Gordon-Levitt: There's certain scripts where I'm like, "I'm going to basically stick to this,” because it's just really well-written. And there's other scripts where you're like, "I like this script – this phrasing, I'm going to maybe be more liberal with it." And this was definitely one of the scripts where it seemed to me I was going to stick with it. [to David] You have a great way of writing dialogue.

Joseph, you pick really eclectic roles and switch up between small- and larger-scale movies – it's really admirable. So, aside from working with David and liking the script, is there anything else that drew you to this one?

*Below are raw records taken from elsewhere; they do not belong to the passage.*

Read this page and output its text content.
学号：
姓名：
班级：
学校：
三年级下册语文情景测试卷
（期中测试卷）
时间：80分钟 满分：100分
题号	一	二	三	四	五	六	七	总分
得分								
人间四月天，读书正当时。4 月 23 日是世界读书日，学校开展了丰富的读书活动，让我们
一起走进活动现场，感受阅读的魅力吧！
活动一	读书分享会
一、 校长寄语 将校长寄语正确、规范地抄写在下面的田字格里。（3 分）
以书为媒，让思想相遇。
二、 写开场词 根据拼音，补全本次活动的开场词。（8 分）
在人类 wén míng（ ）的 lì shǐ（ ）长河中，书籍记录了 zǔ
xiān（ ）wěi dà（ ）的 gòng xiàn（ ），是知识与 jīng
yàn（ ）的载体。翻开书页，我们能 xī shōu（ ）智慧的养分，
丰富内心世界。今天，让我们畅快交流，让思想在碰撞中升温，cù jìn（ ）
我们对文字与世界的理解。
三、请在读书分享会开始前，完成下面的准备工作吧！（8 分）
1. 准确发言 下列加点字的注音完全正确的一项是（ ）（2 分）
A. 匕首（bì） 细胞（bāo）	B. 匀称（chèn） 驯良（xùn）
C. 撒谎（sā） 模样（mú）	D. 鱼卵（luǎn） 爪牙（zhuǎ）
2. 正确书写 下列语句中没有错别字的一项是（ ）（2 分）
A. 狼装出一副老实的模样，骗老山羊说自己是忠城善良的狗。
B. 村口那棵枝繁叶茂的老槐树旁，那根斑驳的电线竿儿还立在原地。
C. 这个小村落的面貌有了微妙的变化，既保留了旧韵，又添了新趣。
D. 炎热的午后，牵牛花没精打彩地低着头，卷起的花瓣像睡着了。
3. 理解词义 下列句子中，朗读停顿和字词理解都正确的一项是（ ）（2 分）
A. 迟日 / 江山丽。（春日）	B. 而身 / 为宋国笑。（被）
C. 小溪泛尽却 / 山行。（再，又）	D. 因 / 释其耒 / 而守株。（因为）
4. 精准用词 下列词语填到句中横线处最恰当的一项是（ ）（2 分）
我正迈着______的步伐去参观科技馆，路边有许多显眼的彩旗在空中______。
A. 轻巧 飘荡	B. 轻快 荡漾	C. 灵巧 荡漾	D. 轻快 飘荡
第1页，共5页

Gordon-Levitt: When I first read the script, I was in the middle of shooting 50/50, where I was playing a guy fighting cancer, and his body was giving up on him. So to play someone who's healthy and confident in his body, and go get in shape and ride a bike around New York City all summer, sounded like the perfect way to come out of the headspace of, "Am I going to die of cancer?"

David, a friend told me that Panic Room was based on a real safe room in your house. Is that true?

Koepp: No, not in my house! But they are real, those rooms. I was remodeling a townhouse at the time here in New York, and it was killing me. And I thought – one day, in frustration – I'm going to make this fucker pay for itself! And so that's why. But I don't have an actual panic room! [laughs]

Premium Rush opens today nationwide.